Meteo. I primaverili giorni della merla... Temperature in rialzo e mimose e mandorli in fiore

Dovrebbero essere, questi, i giorni più freddi dell'anno.

Invece, come scrive il meteorologo Angelo Ruggieri, "il mese di gennaio si esaurirà con condizioni meteorologiche caratterizzate dall’alternanza tra nubi più o meno compatte ed ampi spazi soleggiati con precipitazioni pressoché assenti. Ciò che balza agli occhi è che almeno fino al 4 febbraio le temperature risulteranno superiori alle medie stagionali di diversi gradi centigradi".

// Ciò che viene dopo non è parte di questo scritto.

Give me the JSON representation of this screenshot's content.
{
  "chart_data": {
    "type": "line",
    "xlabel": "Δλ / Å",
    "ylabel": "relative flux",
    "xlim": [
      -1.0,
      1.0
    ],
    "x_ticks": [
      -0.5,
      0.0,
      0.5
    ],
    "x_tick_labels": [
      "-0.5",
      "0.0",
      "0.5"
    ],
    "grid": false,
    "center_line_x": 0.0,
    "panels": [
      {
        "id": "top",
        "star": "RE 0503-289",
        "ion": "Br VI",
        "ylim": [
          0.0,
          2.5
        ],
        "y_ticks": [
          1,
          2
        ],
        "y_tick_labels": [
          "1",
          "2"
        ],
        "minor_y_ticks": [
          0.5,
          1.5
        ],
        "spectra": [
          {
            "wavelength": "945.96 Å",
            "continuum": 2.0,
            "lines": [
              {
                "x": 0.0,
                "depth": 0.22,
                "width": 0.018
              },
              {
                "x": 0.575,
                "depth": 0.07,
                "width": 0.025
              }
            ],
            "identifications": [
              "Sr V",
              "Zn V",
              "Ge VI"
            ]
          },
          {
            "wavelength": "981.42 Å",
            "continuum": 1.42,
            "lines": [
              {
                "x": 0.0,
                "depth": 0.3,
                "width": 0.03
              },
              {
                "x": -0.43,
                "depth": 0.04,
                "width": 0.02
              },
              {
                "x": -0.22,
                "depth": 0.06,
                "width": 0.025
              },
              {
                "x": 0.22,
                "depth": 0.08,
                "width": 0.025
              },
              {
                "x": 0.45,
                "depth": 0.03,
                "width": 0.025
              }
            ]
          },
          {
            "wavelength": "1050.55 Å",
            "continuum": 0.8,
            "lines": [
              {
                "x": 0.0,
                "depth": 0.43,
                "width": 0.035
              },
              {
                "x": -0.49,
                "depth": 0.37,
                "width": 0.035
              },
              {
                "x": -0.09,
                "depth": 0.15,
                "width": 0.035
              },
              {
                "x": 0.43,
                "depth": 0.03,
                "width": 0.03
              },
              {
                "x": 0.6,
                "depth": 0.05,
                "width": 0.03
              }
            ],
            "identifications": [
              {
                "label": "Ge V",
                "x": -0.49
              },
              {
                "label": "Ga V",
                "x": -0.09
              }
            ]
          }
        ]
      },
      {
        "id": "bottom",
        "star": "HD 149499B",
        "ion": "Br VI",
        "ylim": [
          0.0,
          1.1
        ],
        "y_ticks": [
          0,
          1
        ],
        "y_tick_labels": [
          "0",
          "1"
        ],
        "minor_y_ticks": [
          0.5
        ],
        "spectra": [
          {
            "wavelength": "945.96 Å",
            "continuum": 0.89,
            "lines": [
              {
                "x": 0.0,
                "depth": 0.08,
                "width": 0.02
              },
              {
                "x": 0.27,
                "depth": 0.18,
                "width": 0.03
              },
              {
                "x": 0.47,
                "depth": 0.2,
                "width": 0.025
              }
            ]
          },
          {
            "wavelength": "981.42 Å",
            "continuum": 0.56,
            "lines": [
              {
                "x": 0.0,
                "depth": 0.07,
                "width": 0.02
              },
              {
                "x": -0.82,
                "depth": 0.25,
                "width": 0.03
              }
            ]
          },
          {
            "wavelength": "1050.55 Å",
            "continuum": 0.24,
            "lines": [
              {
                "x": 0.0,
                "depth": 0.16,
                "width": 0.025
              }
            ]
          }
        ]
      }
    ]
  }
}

In un inverno finora caldo, le temperature sono dunque in rialzo. "Il clima sembra davvero impazzito - sanciscono i meteorologi - a vedere cosa ci propone il centro di calcolo europeo (Ecmwf). Secondo Ecmwf (European Centre for Medium-Range Weather Forecasts) nei prossimi giorni l'alta pressione ora presente sull'Italia cambierà aspetto e acquisterà connotati sub-tropicali. Nel corso del weekend l'anticiclone nordafricano si avvicinerà di gran carriera all'Italia inondandola del suo alito caldo. Le temperature cominceranno un escalation a dir poco sbalorditiva, basti pensare che tra domenica 2 e lunedì 3 febbraio Milano toccherà i 15-16°C, Roma 18°C, mentre al Sud si supereranno i 20°C". 

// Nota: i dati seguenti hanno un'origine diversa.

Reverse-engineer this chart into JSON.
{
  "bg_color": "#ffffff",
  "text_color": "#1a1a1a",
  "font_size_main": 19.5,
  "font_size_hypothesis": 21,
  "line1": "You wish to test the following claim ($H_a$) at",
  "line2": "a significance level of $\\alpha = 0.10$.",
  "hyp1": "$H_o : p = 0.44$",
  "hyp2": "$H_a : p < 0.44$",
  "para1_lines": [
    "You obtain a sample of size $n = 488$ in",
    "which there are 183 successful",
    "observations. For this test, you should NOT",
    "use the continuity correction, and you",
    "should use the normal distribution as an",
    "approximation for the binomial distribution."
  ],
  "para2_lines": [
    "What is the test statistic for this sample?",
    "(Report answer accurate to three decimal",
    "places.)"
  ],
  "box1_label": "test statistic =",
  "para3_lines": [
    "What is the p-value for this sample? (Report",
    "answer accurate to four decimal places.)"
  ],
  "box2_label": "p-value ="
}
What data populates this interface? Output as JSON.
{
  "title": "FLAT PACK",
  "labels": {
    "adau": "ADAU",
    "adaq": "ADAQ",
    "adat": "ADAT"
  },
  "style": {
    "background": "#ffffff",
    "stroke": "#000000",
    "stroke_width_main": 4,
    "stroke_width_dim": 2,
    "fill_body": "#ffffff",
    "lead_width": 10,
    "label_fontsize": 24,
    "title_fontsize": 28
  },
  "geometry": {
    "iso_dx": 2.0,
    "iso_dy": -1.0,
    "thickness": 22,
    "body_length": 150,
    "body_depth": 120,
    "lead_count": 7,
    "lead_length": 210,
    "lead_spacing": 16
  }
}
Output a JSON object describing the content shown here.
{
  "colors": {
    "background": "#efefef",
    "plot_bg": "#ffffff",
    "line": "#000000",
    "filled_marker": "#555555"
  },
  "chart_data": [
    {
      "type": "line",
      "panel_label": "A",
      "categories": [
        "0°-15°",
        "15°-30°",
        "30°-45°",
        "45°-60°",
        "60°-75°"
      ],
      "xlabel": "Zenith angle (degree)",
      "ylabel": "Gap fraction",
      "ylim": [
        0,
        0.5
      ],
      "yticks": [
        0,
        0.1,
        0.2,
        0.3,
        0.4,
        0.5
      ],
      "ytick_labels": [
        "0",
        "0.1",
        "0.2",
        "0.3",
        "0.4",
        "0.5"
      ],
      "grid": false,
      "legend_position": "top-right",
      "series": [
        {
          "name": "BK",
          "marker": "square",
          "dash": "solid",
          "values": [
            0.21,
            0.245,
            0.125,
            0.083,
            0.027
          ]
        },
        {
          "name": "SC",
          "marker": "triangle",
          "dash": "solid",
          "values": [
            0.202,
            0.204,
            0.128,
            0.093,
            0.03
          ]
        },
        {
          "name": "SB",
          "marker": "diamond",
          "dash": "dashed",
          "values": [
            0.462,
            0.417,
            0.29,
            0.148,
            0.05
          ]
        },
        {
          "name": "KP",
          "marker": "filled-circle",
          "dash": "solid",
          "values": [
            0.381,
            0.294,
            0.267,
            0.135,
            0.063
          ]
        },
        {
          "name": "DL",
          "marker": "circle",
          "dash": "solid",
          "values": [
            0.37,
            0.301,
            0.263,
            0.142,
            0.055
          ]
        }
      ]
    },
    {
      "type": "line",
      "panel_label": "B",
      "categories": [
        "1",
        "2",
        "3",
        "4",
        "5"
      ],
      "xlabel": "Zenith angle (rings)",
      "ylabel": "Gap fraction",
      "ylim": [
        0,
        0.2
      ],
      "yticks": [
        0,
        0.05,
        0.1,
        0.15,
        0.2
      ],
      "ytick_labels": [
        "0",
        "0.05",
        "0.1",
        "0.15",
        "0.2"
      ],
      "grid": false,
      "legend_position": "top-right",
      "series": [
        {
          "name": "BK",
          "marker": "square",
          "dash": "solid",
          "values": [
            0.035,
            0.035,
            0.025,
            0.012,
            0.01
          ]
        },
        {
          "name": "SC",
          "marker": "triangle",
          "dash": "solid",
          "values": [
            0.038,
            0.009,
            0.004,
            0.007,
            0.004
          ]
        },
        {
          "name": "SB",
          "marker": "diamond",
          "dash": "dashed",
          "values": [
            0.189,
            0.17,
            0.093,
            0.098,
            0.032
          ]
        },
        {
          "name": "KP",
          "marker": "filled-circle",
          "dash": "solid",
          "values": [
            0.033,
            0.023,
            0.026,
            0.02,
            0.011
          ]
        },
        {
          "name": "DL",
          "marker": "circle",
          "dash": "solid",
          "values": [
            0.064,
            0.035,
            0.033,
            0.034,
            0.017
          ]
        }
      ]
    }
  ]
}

"Le anomale temperature miti arrivano dopo un 2019 che è stato il secondo più caldo di sempre sul pianeta facendo registrare una temperatura media sulla superficie della terra e degli oceani, addirittura superiore di 0,95 gradi rispetto alla media del ventesimo secolo, con l'ultimo decennio che è il più bollente dal 1880": a rilevarlo è un'elaborazione Coldiretti.

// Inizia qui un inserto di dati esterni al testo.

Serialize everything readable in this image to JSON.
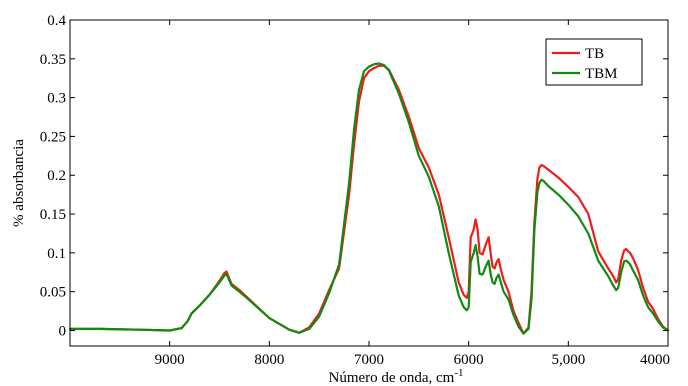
{
  "chart_data": {
    "type": "line",
    "xlabel": "Número de onda, cm",
    "xlabel_sup": "-1",
    "ylabel": "% absorbancia",
    "xlim": [
      10000,
      4000
    ],
    "ylim": [
      -0.02,
      0.4
    ],
    "xticks": [
      {
        "value": 9000,
        "label": "9000"
      },
      {
        "value": 8000,
        "label": "8000"
      },
      {
        "value": 7000,
        "label": "7000"
      },
      {
        "value": 6000,
        "label": "6000"
      },
      {
        "value": 5000,
        "label": "5,000"
      },
      {
        "value": 4000,
        "label": "4000"
      }
    ],
    "yticks": [
      {
        "value": 0,
        "label": "0"
      },
      {
        "value": 0.05,
        "label": "0.05"
      },
      {
        "value": 0.1,
        "label": "0.1"
      },
      {
        "value": 0.15,
        "label": "0.15"
      },
      {
        "value": 0.2,
        "label": "0.2"
      },
      {
        "value": 0.25,
        "label": "0.25"
      },
      {
        "value": 0.3,
        "label": "0.3"
      },
      {
        "value": 0.35,
        "label": "0.35"
      },
      {
        "value": 0.4,
        "label": "0.4"
      }
    ],
    "legend_position": "top-right",
    "series": [
      {
        "name": "TB",
        "color": "#ee1c1c",
        "x": [
          10000,
          9700,
          9300,
          9000,
          8880,
          8820,
          8780,
          8700,
          8600,
          8500,
          8450,
          8430,
          8380,
          8300,
          8200,
          8000,
          7800,
          7700,
          7600,
          7500,
          7400,
          7300,
          7200,
          7150,
          7100,
          7050,
          7000,
          6950,
          6900,
          6850,
          6800,
          6700,
          6600,
          6500,
          6400,
          6300,
          6200,
          6100,
          6050,
          6020,
          6000,
          5980,
          5950,
          5930,
          5910,
          5890,
          5860,
          5830,
          5800,
          5780,
          5760,
          5740,
          5720,
          5700,
          5680,
          5650,
          5600,
          5550,
          5500,
          5450,
          5400,
          5370,
          5340,
          5310,
          5290,
          5270,
          5250,
          5200,
          5100,
          5000,
          4900,
          4800,
          4700,
          4600,
          4550,
          4520,
          4500,
          4470,
          4440,
          4420,
          4400,
          4380,
          4350,
          4300,
          4250,
          4200,
          4150,
          4100,
          4050,
          4000
        ],
        "y": [
          0.002,
          0.002,
          0.001,
          0.0,
          0.003,
          0.012,
          0.022,
          0.032,
          0.046,
          0.064,
          0.074,
          0.076,
          0.06,
          0.052,
          0.04,
          0.016,
          0.001,
          -0.003,
          0.004,
          0.022,
          0.052,
          0.08,
          0.175,
          0.24,
          0.295,
          0.325,
          0.334,
          0.338,
          0.341,
          0.341,
          0.336,
          0.31,
          0.275,
          0.235,
          0.21,
          0.175,
          0.12,
          0.062,
          0.046,
          0.042,
          0.05,
          0.12,
          0.13,
          0.143,
          0.13,
          0.1,
          0.098,
          0.11,
          0.12,
          0.1,
          0.082,
          0.08,
          0.088,
          0.092,
          0.08,
          0.065,
          0.05,
          0.025,
          0.01,
          -0.004,
          0.004,
          0.05,
          0.14,
          0.195,
          0.21,
          0.213,
          0.212,
          0.207,
          0.197,
          0.185,
          0.172,
          0.15,
          0.102,
          0.08,
          0.07,
          0.062,
          0.066,
          0.09,
          0.103,
          0.105,
          0.102,
          0.1,
          0.093,
          0.078,
          0.055,
          0.037,
          0.028,
          0.015,
          0.005,
          0.0
        ]
      },
      {
        "name": "TBM",
        "color": "#128a12",
        "x": [
          10000,
          9700,
          9300,
          9000,
          8880,
          8820,
          8780,
          8700,
          8600,
          8500,
          8450,
          8430,
          8380,
          8300,
          8200,
          8000,
          7800,
          7700,
          7600,
          7500,
          7400,
          7300,
          7200,
          7150,
          7100,
          7050,
          7000,
          6950,
          6900,
          6850,
          6800,
          6700,
          6600,
          6500,
          6400,
          6300,
          6200,
          6100,
          6050,
          6020,
          6000,
          5980,
          5950,
          5930,
          5910,
          5890,
          5860,
          5830,
          5800,
          5780,
          5760,
          5740,
          5720,
          5700,
          5680,
          5650,
          5600,
          5550,
          5500,
          5450,
          5400,
          5370,
          5340,
          5310,
          5290,
          5270,
          5250,
          5200,
          5100,
          5000,
          4900,
          4800,
          4700,
          4600,
          4550,
          4520,
          4500,
          4470,
          4440,
          4420,
          4400,
          4380,
          4350,
          4300,
          4250,
          4200,
          4150,
          4100,
          4050,
          4000
        ],
        "y": [
          0.002,
          0.002,
          0.001,
          0.0,
          0.003,
          0.012,
          0.022,
          0.032,
          0.046,
          0.062,
          0.071,
          0.073,
          0.058,
          0.05,
          0.039,
          0.016,
          0.001,
          -0.003,
          0.002,
          0.018,
          0.048,
          0.085,
          0.19,
          0.26,
          0.31,
          0.334,
          0.34,
          0.343,
          0.344,
          0.342,
          0.335,
          0.305,
          0.268,
          0.225,
          0.198,
          0.16,
          0.1,
          0.045,
          0.03,
          0.026,
          0.03,
          0.088,
          0.1,
          0.11,
          0.095,
          0.073,
          0.072,
          0.082,
          0.09,
          0.073,
          0.062,
          0.06,
          0.068,
          0.072,
          0.063,
          0.05,
          0.04,
          0.02,
          0.005,
          -0.004,
          0.002,
          0.04,
          0.13,
          0.178,
          0.19,
          0.194,
          0.193,
          0.186,
          0.175,
          0.162,
          0.147,
          0.125,
          0.09,
          0.07,
          0.058,
          0.052,
          0.055,
          0.075,
          0.089,
          0.09,
          0.088,
          0.085,
          0.077,
          0.065,
          0.045,
          0.03,
          0.022,
          0.012,
          0.004,
          0.0
        ]
      }
    ]
  }
}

L'organizzazione agricola, nel descrivere la situazione meteo, commenta nel particolare che è "quasi primavera fuori stagione che ha già provocato le fioriture anticipate di mandorli e mimose, ma che espone le piante al rischio di gelate improvvise con il ritorno del freddo e la perdita delle produzioni e del lavoro di un intero anno". Coldiretti aggiunge che è "un meteo pazzo che sta favorendo anche l'invasione di insetti e organismi alieni che distruggono i raccolti con gravissimi effetti sul piano ambientale, paesaggistico ed economico". Viene infine sottolineato che "l'agricoltura è l'attività economica che più di tutte le altre vive quotidianamente le conseguenze dei cambiamenti climatici con una perdita in Italia di oltre 14 miliardi di euro nel corso del decennio tra produzione agricola nazionale, strutture e infrastrutture rurali".